Ao invés de protestarmos uns contra os outros, de maneira sectária, devemos entender que conhecimento e experiência são dois lados da mesma moeda. O crente em Cristo necessita de ambos. Precisamos ter não apenas o nosso cérebro alimentado, mas também o coração e a alma. Precisamos, no poder do Espírito, tocar na orla do Mestre, e dEle receber poder, a fim de que anunciemos as virtudes daquele que nos chamou das trevas para a Sua maravilhosa luz.

“Uma coisa é ter o Espírito e outra é, além de tê-lo, se permitir ser revestido e tomado por Ele.” [12]

“No final das contas, a única teologia que importa é a que se traduz em vida; e o entendimento de Paulo acerca do Espírito é fundamentalmente uma questão de fé vivenciada.” [13]


Notas

[1] CHAN, Francis. O Deus Esquecido (Mundo Cristão, 2010), 144 páginas.

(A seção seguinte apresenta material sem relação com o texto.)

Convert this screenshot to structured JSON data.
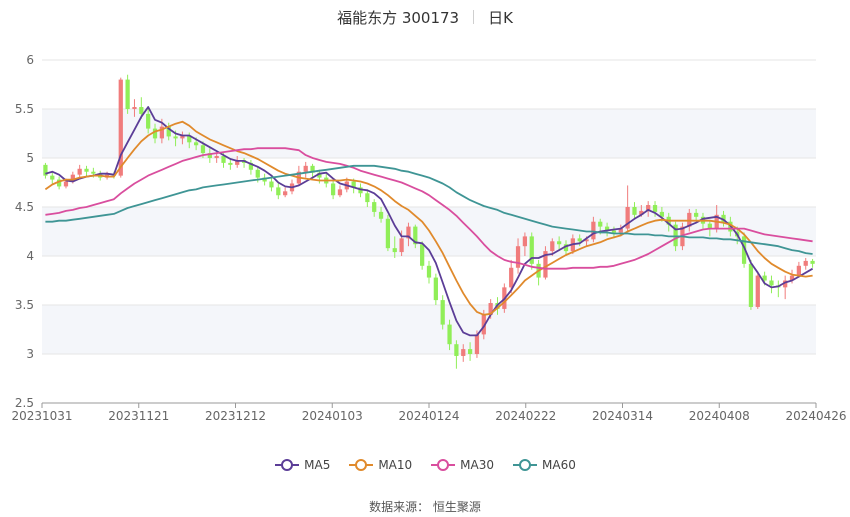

[2] Consulta do termo “experiência” no Dicionário Oxford Languages, disponível em Google.com. Acesso em 26 de Novembro de 2021.

[3] Ibidem.

[4] Ibidem.

[5] LEITE, Augusto Bruno de Carvalho Dias. Experiência e Conhecimento. Em Estado da Arte, revista de cultura, artes e ideias do Estadão. Disponível em https://estadodaarte.estadao.com.br/experiencia-conhecimento-augusto-carvalho/. Acesso em 26 de novembro de 2021.

[6] FEE, Gordon. Paulo, o Espírito e o Povo de Deus (São Paulo, Vida Nova, 2015). Posição 217. Edição do Kindle.

[7] FERGUSON, Sinclair B. O Espírito Santo (Os Puritanos, 2014). Posições 130 e 137. Edição do Kindle.

[8] Ibidem. Posição 366.

[9] Ibidem. Posição 376.

[10] DANIEL, Silas. O Batismo no Espírito e as Línguas como Sua Evidência: A Imersão Plena no Profetismo da Nova Aliança (Rio de Janeiro, CPAD, 2020). Página 11.

[11] op. cit. (ver nota 6). Posição 246.

[12] op. cit. (ver nota 10) Página 12.

[13] op. cit. (ver nota 6). Posição 197.


Marcos Motta, 28 anos, é editor-chefe de Revista Fé Cristã. Membro da Igreja Evangélica Assembleia de Deus de Lajeado – RS, é graduando em Processos Gerenciais, pela Universidade Estácio de Sá, e estudante autodidata de teologia. Autor dos livros Não Estamos Derrotados: A Verdadeira Vitória (2017) e Evangelismo Placebo: oferecendo um evangelho de mentira a pecadores de verdade (2021). Na igreja local, coopera como pregador, e também como músico, cantor e compositor. Casado com Talita Motta.